The result of analysis revealed that the probability of conversion from C to T was the highest conversion rate among all four types of DENV-1, -2, -3, -4 serotypes. Based on the wobble theory [38], the transition from C to T was more likely to cause significant mutations on the protein surface such as Ser transfer to Phe and Leu, or Leu to Pro. These findings could play a key role in the genetic evolution. In addition, the percentage difference in each pair of amino acid sequences between the four strains ranged from 0 to 1.03% (Supplementary Table S3). However, the degree of amino acid sequence difference is always lower than that at the nucleotide level, indicating that most mutations occur in the third-base of the coding codon. There is almost no change at the amino acid level, so this result shows that most of these isolated viruses are in the stage of accumulation of mutations.
Conclusion
In conclusion, our study describes, for the first time, the genetic diversity of all four serotypes of DENV in Southern Vietnam during 2014-2015. We demonstrated that DENV is hyperendemic in Southern Vietnam, rendering co-infection between serotypes and genotypes possible.
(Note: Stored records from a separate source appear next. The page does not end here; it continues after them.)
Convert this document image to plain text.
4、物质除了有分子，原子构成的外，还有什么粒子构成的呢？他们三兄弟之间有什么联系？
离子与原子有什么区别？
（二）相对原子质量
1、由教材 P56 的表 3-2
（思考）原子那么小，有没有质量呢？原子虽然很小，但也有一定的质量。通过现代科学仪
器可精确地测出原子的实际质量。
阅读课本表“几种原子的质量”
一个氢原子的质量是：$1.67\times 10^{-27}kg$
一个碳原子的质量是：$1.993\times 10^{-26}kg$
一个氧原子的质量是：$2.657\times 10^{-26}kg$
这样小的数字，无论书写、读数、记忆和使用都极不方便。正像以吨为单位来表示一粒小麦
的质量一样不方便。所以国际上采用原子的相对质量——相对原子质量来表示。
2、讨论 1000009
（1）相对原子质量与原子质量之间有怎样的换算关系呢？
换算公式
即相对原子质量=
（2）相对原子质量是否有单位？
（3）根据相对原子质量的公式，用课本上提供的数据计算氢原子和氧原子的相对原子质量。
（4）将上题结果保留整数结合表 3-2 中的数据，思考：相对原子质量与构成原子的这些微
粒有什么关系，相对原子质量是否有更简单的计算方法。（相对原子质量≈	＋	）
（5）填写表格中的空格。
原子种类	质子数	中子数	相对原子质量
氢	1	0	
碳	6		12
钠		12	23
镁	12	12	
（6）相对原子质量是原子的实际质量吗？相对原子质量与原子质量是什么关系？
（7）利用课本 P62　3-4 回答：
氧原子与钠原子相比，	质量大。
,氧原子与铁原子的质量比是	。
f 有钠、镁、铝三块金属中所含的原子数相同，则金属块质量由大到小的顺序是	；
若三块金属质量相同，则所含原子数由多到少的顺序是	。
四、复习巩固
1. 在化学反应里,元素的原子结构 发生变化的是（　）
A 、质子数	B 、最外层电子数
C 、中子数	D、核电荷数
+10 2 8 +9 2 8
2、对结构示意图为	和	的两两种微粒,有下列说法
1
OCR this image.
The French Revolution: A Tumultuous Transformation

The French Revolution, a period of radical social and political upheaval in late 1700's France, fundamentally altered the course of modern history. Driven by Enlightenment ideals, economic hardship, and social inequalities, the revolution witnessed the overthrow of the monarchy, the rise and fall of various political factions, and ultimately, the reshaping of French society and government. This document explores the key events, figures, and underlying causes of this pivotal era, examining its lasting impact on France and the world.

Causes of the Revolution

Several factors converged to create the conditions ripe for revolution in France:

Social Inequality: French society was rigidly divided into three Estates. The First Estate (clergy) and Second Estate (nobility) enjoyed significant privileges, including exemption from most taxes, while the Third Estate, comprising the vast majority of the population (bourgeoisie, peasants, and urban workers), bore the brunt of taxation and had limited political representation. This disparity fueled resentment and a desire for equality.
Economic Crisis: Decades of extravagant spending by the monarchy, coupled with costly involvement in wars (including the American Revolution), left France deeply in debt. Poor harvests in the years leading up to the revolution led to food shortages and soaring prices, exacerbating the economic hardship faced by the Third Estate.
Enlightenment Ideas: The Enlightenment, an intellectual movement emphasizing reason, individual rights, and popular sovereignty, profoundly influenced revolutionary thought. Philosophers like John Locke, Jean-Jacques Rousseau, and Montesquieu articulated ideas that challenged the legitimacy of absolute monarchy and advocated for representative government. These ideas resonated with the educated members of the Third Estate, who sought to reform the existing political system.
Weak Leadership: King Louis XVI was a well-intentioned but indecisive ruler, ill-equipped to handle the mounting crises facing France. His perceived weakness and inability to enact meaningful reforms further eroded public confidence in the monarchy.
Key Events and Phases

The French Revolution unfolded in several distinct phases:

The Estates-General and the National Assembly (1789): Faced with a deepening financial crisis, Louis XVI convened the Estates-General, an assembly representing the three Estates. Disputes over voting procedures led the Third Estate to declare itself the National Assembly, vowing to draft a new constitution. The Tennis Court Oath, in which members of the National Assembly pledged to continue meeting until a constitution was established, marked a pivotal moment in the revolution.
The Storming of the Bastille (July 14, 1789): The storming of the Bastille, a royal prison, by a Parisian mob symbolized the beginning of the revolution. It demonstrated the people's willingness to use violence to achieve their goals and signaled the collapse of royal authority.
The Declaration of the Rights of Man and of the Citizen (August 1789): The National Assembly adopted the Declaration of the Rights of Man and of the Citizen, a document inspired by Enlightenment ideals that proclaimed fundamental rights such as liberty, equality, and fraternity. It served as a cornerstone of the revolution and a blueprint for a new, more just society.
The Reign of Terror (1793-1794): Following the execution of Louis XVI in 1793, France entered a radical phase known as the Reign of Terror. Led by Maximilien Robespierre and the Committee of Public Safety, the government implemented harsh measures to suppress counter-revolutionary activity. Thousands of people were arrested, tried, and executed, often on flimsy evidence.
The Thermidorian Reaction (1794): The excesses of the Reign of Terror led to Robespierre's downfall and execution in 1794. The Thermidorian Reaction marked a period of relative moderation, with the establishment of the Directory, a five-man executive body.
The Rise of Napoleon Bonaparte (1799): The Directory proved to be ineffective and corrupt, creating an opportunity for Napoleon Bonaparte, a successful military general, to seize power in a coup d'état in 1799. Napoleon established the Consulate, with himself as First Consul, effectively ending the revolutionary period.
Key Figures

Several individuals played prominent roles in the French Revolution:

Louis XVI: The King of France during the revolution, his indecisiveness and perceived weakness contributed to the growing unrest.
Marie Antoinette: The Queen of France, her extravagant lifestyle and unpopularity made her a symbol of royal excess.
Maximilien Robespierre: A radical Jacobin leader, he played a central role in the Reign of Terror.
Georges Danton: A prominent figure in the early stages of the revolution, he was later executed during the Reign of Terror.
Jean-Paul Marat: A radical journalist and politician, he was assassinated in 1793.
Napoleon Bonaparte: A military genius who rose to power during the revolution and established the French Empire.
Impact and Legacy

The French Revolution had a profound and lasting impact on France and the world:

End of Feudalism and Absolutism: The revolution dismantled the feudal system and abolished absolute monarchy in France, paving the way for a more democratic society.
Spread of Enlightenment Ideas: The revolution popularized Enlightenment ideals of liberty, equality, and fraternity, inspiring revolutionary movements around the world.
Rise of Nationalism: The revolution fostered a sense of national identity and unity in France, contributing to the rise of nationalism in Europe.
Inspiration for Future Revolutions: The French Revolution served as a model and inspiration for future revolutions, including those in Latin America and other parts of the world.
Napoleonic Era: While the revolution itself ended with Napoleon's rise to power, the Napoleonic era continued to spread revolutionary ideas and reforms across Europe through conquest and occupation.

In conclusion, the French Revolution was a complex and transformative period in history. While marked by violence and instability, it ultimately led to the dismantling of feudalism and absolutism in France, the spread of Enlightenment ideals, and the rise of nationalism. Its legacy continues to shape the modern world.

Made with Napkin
We observed the co-circulation of multiple genotypes within DENV-1 to DENV-4; four DENV-1 isolates belong to Asia genotype, three DENV-2 strains were concentrated in a subgroup of Asian 1 genotype, five DENV-3 isolates were identified as belonged to Asian 2 genotype and five DENV-4 isolates were found as belong to Asia 1 genotype. These findings highlighted the geographic distribution and dynamic transmission of DENV strains occurred in Southern Vietnam. The transition capacity between the nucleotide among all four types of DENV-1, 2, 3, 4 serotypes also suggested that the probability of conversion from C to T was the highest conversion rate, which implied genetic evolution of DENV strains.